P&O GROUP REPORTS REPORTS 3% FALL IN HALF-YEAR PROFITS

   Peninsular & Oriental Steam Navigation Co., the U.K.-based shipping, port, logistics and property group, reported a 3 percent drop in net profit for the first half of the year, to '62 million ($90 million), caused mainly by lower results from property and ferries.

   The half-year results were the first since P&O de-merged its cruise shipping activities last October.

   Group revenue for the latest six-month period was '2.1 billion ($3.1 billion), up 6 percent from pro forma revenue of '2 billion, excluding cruise shipping, in the first half of 2000.

   Group operating profit decreased by 9 percent, to '136 million ($197 million), when compared with pro forma figures in the corresponding period last year.

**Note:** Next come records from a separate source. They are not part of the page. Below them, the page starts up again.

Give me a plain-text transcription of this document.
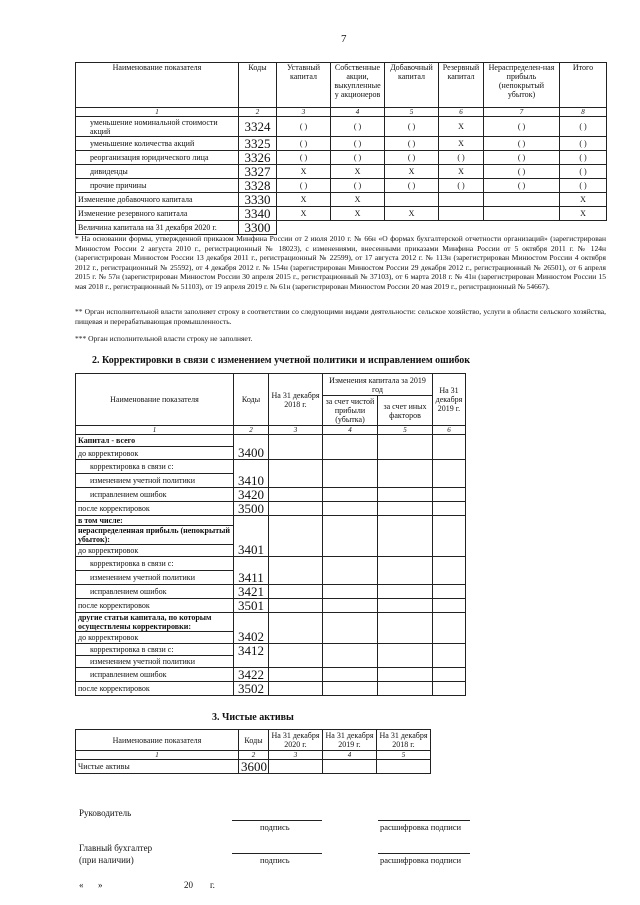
7
Наименование показателя	Коды	Уставный капитал	Собственные акции, выкупленные у акционеров	Добавочный капитал	Резервный капитал	Нераспределен-ная прибыль (непокрытый убыток)	Итого
1	2	3	4	5	6	7	8
уменьшение номинальной стоимости акций	3324	( )	( )	( )	X	( )	( )
уменьшение количества акций	3325	( )	( )	( )	X	( )	( )
реорганизация юридического лица	3326	( )	( )	( )	( )	( )	( )
дивиденды	3327	X	X	X	X	( )	( )
прочие причины	3328	( )	( )	( )	( )	( )	( )
Изменение добавочного капитала	3330	X	X				X
Изменение резервного капитала	3340	X	X	X			X
Величина капитала на 31 декабря 2020 г.	3300						
* На основании формы, утвержденной приказом Минфина России от 2 июля 2010 г. № 66н «О формах бухгалтерской отчетности организаций» (зарегистрирован Минюстом России 2 августа 2010 г., регистрационный № 18023), с изменениями, внесенными приказами Минфина России от 5 октября 2011 г. № 124н (зарегистрирован Минюстом России 13 декабря 2011 г., регистрационный № 22599), от 17 августа 2012 г. № 113н (зарегистрирован Минюстом России 4 октября 2012 г., регистрационный № 25592), от 4 декабря 2012 г. № 154н (зарегистрирован Минюстом России 29 декабря 2012 г., регистрационный № 26501), от 6 апреля 2015 г. № 57н (зарегистрирован Минюстом России 30 апреля 2015 г., регистрационный № 37103), от 6 марта 2018 г. № 41н (зарегистрирован Минюстом России 15 мая 2018 г., регистрационный № 51103), от 19 апреля 2019 г. № 61н (зарегистрирован Минюстом России 20 мая 2019 г., регистрационный № 54667).
** Орган исполнительной власти заполняет строку в соответствии со следующими видами деятельности: сельское хозяйство, услуги в области сельского хозяйства, пищевая и перерабатывающая промышленность.
*** Орган исполнительной власти строку не заполняет.
2. Корректировки в связи с изменением учетной политики и исправлением ошибок
Наименование показателя	Коды	На 31 декабря 2018 г.	Изменения капитала за 2019 год		На 31 декабря 2019 г.
			за счет чистой прибыли (убытка)	за счет иных факторов	
1	2	3	4	5	6
Капитал - всего	3400				
до корректировок					
корректировка в связи с:	3410				
изменением учетной политики					
исправлением ошибок	3420				
после корректировок	3500				
в том числе:	3401				
нераспределенная прибыль (непокрытый убыток):					
до корректировок					
корректировка в связи с:	3411				
изменением учетной политики					
исправлением ошибок	3421				
после корректировок	3501				
другие статьи капитала, по которым осуществлены корректировки:	3402				
до корректировок					
корректировка в связи с:	3412				
изменением учетной политики					
исправлением ошибок	3422				
после корректировок	3502				
3. Чистые активы
Наименование показателя	Коды	На 31 декабря 2020 г.	На 31 декабря 2019 г.	На 31 декабря 2018 г.
1	2	3	4	5
Чистые активы	3600			
Руководитель
подпись	расшифровка подписи
Главный бухгалтер
(при наличии)	подпись	расшифровка подписи
« »	20 г.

   Broken down by activity, operating profit soared by 31 percent within P&O’s ports division, to '53 million ($77 million), while this division’s revenue increased by 32 percent, to '310 million ($450 million). P&O’s contract logistics business made an operating profit of '7 million ($10 million), compared with '5 million a year earlier, and reported a revenue of '366 million ($531 milllion) in the latest six months. P&O Nedlloyd, in which the P&O group has a 50-percent shareholding, earned an operating profit of '24 million ($35 million), up from '10 million. Ferries posted a loss of '18 million ($26 million), compared to a deficit of '7 million in the year-earlier period. Bulk shipping posted an operating profit of '7 million ($11 million), up from '4 million. Property saw its operating profit fall to '55 million ($79 million), from '92 million.

   “Despite the slower rate of growth in world trade, our ports and logistics businesses have shown considerable resilience and we are confident that they will continue to do well,” said Jeffrey Sterling, chairman of P&O. “Ferries and P&O Nedlloyd are facing a much more challenging environment but they are market leaders that can play a key role in further industry consolidation,” he added.

   P&O said that the main reason for its widening losses on ferry shipping was the outbreak of the foot and mouth disease in the U.K., which hit tourist passenger and vehicle traffic.

   On the P&O Nedlloyd Container Line joint venture, P&O said that “good progress was made in attacking costs.” But P&O warned that the joint venture’s short term trading outlook “is less positive.” Slower growth in world trade and new capacity entering the container shipping market are expected to impact future load factors and revenue adversely, it said.

   P&O and Royal Nedlloyd, the two parent companies of P&O Nedlloyd, recently announced that they had failed to reach agreement on the so-called reverse listing restructuring of the joint venture. The financial transaction would have made P&O Nedlloyd a publicly-listed company.

   “With its strong balance sheet and cash flow, there is significant value contained in P&O Nedlloyd,” P&O said. “P&O is not prepared to see this diminished through the adoption of sub-optimal corporate structures or to have unacceptable limitations placed on the rights attaching to its holding.”

   However, P&O said that it will continue to consider further industry consolidation in container shipping. “In due course we will look to reduce our shareholding but we are not prepared to sacrifice shareholder value in the process,” P&O said.